Ces mouvements donc limités (comme courir, être accroupi, se servir d’une arme ou étrangler par surprise, voir se servir de certains objets de distraction) sont au final amplement suffisant pour nous faire réfléchir un minimum et surtout pour rendre l’aventure agréable et gérable, pour l’IA, et pour le joueur. Car oui, Echo reste un petit jeu, avec une équipe qui sait ce qu’elle fait (c’est beau, le concept est original, le gameplay un peu rigide mais bien foutu), mais une équipe ultra réduite (le générique de fin passe à la vitesse de l’éclair). Et vu le travail fournit, j’ai apprécié l’expérience. Les décors sont sublimes même si un brin répétitif (le dernier niveau offre ceci dit du vrai challenge), le jeu n’a que de très rares ralentissements, l’ambiance et le gameplay sont prenants, et si on sait passer à côté de certains défauts ou à côté de la durée relativement courte de l’aventure, on passe un excellent moment devant un petit jeu qui n’a rien à envier aux gros jeux. Et même si on le compare à d’autres petits jeux, comme, par un exemple totalement hasardeux Life is Strange Before the Storm (oui je vais lui cogner dessus pendant un moment), Echo propose un vrai gameplay, des idées vraiment originales, et va à l’essentiel, d’où sa durée.

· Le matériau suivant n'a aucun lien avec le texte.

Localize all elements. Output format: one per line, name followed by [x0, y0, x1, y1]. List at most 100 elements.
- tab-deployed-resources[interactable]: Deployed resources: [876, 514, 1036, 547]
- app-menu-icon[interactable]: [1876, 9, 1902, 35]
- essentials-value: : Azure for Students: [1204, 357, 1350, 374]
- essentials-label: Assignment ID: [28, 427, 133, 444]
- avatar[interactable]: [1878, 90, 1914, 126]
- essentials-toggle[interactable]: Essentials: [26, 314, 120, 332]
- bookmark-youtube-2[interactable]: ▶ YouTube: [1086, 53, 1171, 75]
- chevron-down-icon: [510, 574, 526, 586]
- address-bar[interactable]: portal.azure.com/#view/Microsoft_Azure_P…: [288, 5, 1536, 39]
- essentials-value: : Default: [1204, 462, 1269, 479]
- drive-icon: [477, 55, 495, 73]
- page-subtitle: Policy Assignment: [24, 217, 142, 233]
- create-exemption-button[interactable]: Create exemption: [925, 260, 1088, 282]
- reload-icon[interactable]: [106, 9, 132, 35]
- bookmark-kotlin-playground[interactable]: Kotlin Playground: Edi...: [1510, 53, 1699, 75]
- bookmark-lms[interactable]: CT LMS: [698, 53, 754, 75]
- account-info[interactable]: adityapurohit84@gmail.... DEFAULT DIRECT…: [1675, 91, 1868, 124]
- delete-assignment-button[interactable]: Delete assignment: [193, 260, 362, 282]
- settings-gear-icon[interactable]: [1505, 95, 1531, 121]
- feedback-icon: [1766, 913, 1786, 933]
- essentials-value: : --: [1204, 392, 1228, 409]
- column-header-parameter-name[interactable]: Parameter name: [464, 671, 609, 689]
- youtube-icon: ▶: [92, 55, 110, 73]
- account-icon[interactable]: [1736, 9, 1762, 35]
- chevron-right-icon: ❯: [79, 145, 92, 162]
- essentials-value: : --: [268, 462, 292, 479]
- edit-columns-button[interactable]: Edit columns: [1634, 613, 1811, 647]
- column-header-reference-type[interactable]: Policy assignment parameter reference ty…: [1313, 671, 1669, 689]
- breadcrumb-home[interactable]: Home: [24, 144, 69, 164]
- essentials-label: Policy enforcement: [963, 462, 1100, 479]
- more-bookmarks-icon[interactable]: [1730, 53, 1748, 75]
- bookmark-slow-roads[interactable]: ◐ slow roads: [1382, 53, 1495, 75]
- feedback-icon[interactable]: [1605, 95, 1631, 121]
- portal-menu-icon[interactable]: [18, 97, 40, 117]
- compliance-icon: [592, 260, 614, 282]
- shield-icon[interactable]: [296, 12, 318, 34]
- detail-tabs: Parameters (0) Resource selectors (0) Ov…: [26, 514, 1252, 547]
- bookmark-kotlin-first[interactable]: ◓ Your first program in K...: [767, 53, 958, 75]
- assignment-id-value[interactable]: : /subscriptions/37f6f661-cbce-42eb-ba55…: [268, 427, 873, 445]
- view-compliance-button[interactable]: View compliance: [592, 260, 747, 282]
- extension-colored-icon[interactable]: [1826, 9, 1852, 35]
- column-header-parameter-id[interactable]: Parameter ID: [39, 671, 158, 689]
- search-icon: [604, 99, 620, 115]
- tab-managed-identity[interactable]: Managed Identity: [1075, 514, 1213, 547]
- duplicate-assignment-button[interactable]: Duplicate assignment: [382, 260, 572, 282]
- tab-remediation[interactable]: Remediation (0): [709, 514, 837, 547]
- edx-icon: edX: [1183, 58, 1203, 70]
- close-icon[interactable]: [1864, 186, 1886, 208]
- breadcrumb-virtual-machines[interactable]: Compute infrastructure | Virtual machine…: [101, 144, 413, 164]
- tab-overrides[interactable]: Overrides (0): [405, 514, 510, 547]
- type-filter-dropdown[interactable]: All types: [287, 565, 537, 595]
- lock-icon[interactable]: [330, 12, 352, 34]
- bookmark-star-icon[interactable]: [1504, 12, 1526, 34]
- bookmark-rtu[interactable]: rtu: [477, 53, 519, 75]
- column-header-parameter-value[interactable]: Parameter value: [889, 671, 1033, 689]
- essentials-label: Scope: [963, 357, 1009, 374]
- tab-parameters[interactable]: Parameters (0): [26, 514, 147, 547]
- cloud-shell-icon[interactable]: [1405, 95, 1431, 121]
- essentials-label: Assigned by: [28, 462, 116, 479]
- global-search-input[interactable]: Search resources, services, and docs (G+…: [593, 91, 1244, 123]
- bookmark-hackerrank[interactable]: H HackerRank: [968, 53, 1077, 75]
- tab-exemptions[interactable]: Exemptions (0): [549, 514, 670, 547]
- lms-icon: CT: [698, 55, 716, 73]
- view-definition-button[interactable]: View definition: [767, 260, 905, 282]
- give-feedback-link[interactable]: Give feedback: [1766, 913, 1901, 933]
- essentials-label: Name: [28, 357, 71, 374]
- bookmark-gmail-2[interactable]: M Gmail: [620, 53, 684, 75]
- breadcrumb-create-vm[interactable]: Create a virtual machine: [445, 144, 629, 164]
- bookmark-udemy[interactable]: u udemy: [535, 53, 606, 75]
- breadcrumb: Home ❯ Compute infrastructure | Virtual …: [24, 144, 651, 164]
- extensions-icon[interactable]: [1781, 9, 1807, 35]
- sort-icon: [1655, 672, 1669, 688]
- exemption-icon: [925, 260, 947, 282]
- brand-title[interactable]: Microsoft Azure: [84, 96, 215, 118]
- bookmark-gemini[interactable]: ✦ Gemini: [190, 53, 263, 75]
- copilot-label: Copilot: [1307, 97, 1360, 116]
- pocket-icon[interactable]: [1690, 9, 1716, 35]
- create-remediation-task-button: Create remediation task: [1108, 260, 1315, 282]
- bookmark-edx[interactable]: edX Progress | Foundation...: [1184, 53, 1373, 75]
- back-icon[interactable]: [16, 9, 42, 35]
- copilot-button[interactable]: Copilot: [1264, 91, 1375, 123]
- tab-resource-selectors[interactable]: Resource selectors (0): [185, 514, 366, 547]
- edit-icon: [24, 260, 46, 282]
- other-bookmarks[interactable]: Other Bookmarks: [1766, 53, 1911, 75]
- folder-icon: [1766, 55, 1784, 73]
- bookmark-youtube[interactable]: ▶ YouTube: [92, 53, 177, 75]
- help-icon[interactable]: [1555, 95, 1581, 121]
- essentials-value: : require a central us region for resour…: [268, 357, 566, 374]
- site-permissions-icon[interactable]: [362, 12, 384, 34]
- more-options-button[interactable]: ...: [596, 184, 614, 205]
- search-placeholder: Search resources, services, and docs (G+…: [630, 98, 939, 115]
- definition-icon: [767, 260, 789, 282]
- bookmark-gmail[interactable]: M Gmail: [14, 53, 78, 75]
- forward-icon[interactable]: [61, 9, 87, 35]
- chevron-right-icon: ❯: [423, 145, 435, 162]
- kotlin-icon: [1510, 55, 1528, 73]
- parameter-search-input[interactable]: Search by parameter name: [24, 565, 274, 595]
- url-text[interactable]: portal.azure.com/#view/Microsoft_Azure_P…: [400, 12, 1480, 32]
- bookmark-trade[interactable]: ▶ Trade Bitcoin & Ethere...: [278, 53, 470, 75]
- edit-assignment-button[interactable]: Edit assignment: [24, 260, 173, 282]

Contrairement à l’œuvre de DeckNine, où le gameplay est inexistant, l’histoire peu intéressante, et où en virant le gras (les trucs inutiles et les moments où les personnages semblent sous morphine), doit facilement avoisiner la même durée de vie. Je conseille Echo, pour ceux qui veulent une aventure différente. Courte certes mais la rendant ainsi digeste.

Les plus

Un concept sympathique
Certains moments avec du challenge
Très beau visuellement
Efficace

Les moins

Certains le trouveront trop court
Certes, le jeu livre son concept et c’est tout, donc un peu répétitif

En bref : Echo est une excellente petite surprise. Son concept est fort, son visuel accrocheur. Alors certes, c’est assez court au final, et répétitif dans son concept même, mais au final, si ça avait été plus long, est-ce que ça aurait été digeste ?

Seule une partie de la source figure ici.